HDF-NI / hdf5.node

A node module for reading/writing the HDF5 file format.
MIT License
123 stars 40 forks source link

hdf5 javascript in a webbrowser #29

Closed iimog closed 2 years ago

iimog commented 8 years ago

Is it possible to adjust this code to run in a browser? I want to write a javascript module for my web application that allows handling of hdf5 data. Thus I can not directly interact with files. Instead the data would come from a webserver in raw binary format interpreted as typed array (https://developer.mozilla.org/en-US/docs/Web/JavaScript/Typed_arrays). I want to allow the user to interact with the data, modify it and send it back (still as raw binary HDF5 data).

I see that this is not the scope of your node module but I still hope you have an idea on how to do that. Thanks in advance.

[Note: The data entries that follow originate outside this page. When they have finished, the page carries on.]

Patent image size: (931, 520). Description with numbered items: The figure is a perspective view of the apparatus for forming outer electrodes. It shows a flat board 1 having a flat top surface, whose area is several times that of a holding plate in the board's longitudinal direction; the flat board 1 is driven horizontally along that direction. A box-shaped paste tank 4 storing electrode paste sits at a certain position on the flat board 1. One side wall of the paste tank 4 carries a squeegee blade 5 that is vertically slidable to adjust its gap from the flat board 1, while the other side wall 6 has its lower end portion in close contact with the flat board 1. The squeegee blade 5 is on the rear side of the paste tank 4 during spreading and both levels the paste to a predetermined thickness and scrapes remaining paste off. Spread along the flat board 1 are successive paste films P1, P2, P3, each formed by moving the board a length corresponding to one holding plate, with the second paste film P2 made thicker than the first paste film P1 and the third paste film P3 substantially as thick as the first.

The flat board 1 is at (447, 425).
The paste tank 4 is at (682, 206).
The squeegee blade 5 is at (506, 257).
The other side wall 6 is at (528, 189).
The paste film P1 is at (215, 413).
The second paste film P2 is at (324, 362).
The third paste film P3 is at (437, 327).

vincent-tr commented 8 years ago

Hi,

This code is based on a native hdf5 library, written in C. Thus, I think it can not run in a browser.

iimog commented 8 years ago

Hi, thanks for the very quick reply. I feared as much. So I will look for alternatives. Anyway, thanks again.

rimmartin commented 8 years ago

I've been sending hdf5 dataset binary data to browser with web socket API and with binaryjs [which I'm phasing out]. Putting into a second project under this organization. As typed arrays and buffers

rimmartin commented 8 years ago

Also sending hdf5 images as buffers to browser canvas

rimmartin commented 8 years ago

What has slowed putting the hdf5.ws layer API back up is the new javascript language spec coming along. Been experimenting with Babel transpiling and tryng to stand up code with Chakra core. Am studying javascript languae spec to learn what future code will be. The viewer/editor layer is koa based and some of it is now based on babel transpiling.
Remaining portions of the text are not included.